Julien enfourche son vélo, son barda sur le dos. Il s’éloigne, tourne à droite en direction du bourg. Pierre ne le voit plus. Le jeudi, Pierre ne pourra plus aller apporter le déjeuner à son père. À pied, la carrière est trop loin.
Les mois passent. Pas une nouvelle. Malgré son absence, c’est comme si Julien n’avait jamais été aussi présent. Il ne quitte pas les pensées de sa mère, de son père et de Pierre. « Où est-il ? Si on l’avait pris, on l’aurait su, ne crois-tu pas ? J’espère qu’il mange à sa faim. »
Tous les soirs, Pierre prie le petit Jésus pour que son frère aille bien.
Pierre, Eugène, les copains ont un semblant de moustache qui leur pousse. Même Yvic commence à avoir du poil aux pattes, pas beaucoup, mais quand même. Il paraît que les Allemands vont de défaite en défaite, que tout va mal à l’est et que les Anglais vont retenter un coup quelque part comme ils l’avaient fait à Dieppe. Cette fois ça va passer. Ça fait longtemps qu’on n’a pas vu de soldats dans le bourg, on dit que la plupart se trouvent à Saint-Brieuc et au bord de la mer pour empêcher un débarquement.
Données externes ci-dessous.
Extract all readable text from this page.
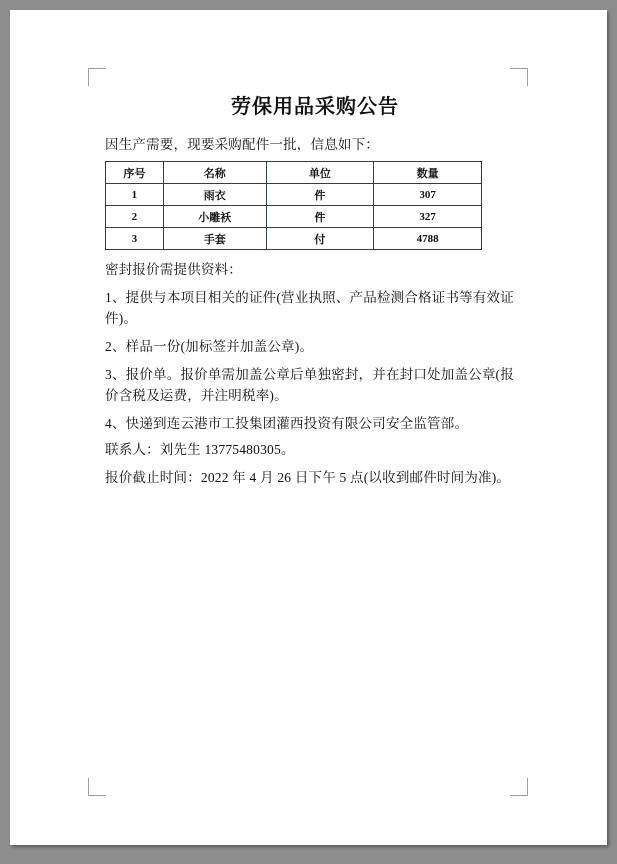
劳保用品采购公告

因生产需要，现要采购配件一批，信息如下：

序号	名称	单位	数量
1	雨衣	件	307
2	小雕袄	件	327
3	手套	付	4788

密封报价需提供资料：

1、提供与本项目相关的证件(营业执照、产品检测合格证书等有效证件)。

2、样品一份(加标签并加盖公章)。

3、报价单。报价单需加盖公章后单独密封，并在封口处加盖公章(报价含税及运费，并注明税率)。

4、快递到连云港市工投集团灌西投资有限公司安全监管部。

联系人：刘先生 13775480305。

报价截止时间：2022 年 4 月 26 日下午 5 点(以收到邮件时间为准)。
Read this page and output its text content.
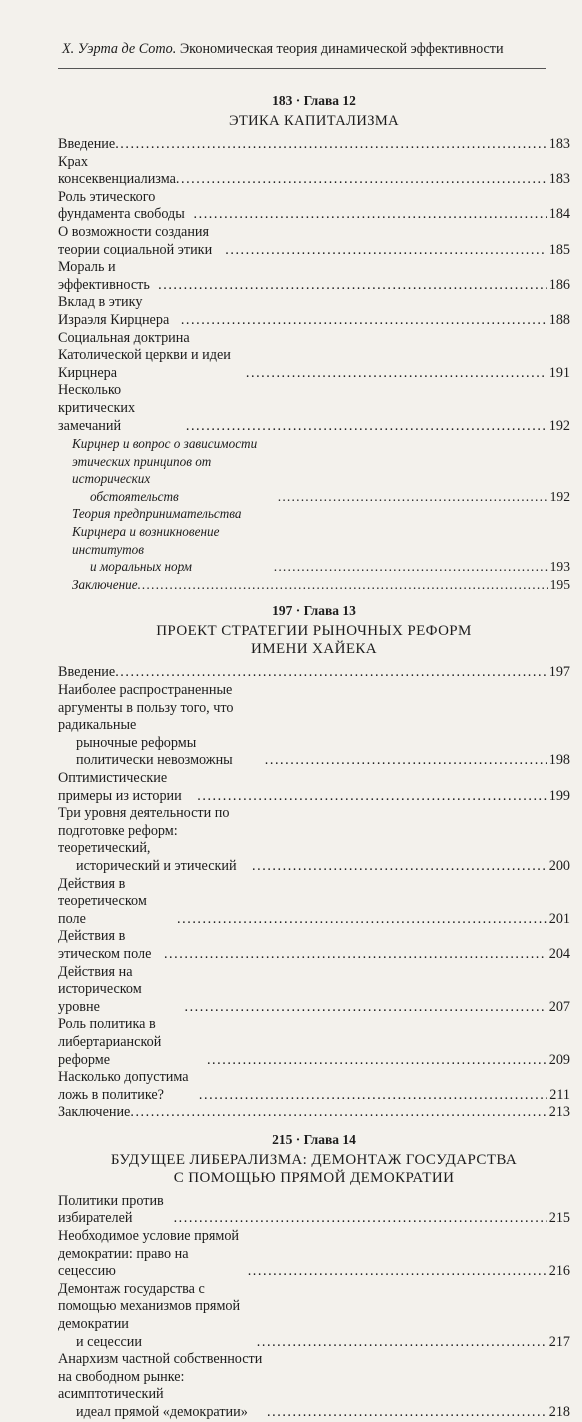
Х. Уэрта де Сото. Экономическая теория динамической эффективности
183 · Глава 12
ЭТИКА КАПИТАЛИЗМА
Введение . . .	183
Крах консеквенциализма . . .	183
Роль этического фундамента свободы . . .	184
О возможности создания теории социальной этики . . .	185
Мораль и эффективность . . .	186
Вклад в этику Израэля Кирцнера . . .	188
Социальная доктрина Католической церкви и идеи Кирцнера . . .	191
Несколько критических замечаний . . .	192
Кирцнер и вопрос о зависимости этических принципов от исторических
обстоятельств . . .	192
Теория предпринимательства Кирцнера и возникновение институтов
и моральных норм . . .	193
Заключение . . .	195
197 · Глава 13
ПРОЕКТ СТРАТЕГИИ РЫНОЧНЫХ РЕФОРМ
ИМЕНИ ХАЙЕКА
Введение . . .	197
Наиболее распространенные аргументы в пользу того, что радикальные
рыночные реформы политически невозможны . . .	198
Оптимистические примеры из истории . . .	199
Три уровня деятельности по подготовке реформ: теоретический,
исторический и этический . . .	200
Действия в теоретическом поле . . .	201
Действия в этическом поле . . .	204
Действия на историческом уровне . . .	207
Роль политика в либертарианской реформе . . .	209
Насколько допустима ложь в политике? . . .	211
Заключение . . .	213
215 · Глава 14
БУДУЩЕЕ ЛИБЕРАЛИЗМА: ДЕМОНТАЖ ГОСУДАРСТВА
С ПОМОЩЬЮ ПРЯМОЙ ДЕМОКРАТИИ
Политики против избирателей . . .	215
Необходимое условие прямой демократии: право на сецессию . . .	216
Демонтаж государства с помощью механизмов прямой демократии
и сецессии . . .	217
Анархизм частной собственности на свободном рынке: асимптотический
идеал прямой «демократии» . . .	218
Pourtant la tension ne cesse de monter, quelque chose va se passer. Quelque chose de décisif.
Ceux qu’on ne voit plus beaucoup non plus, ce sont les jeunes. Ils sont en Allemagne ou cachés dans les bois. Le patron du père a dissimulé une radio dans son bureau pour écouter les nouvelles. Il sait que si les Anglais et les Américains arrivent jusqu’à Plaintel on risque de lui reprocher la caillasse vendue aux Allemands pour le mur de l’Atlantique. Alors il fait donner par sa femme du ravitaillement et un peu de sous, dès qu’il peut, aux gars des maquis. Et il fait en sorte que ça se sache.
Il y a un mort. Un soldat allemand abattu d’une balle derrière l’oreille dans un fossé sur la route de Saint-Brandan. Le 21 janvier 1944. Du sang sur le givre de l’hiver. Pierre vient voir le mort. Il y a au moins cent personnes autour du corps. C’est l’attraction.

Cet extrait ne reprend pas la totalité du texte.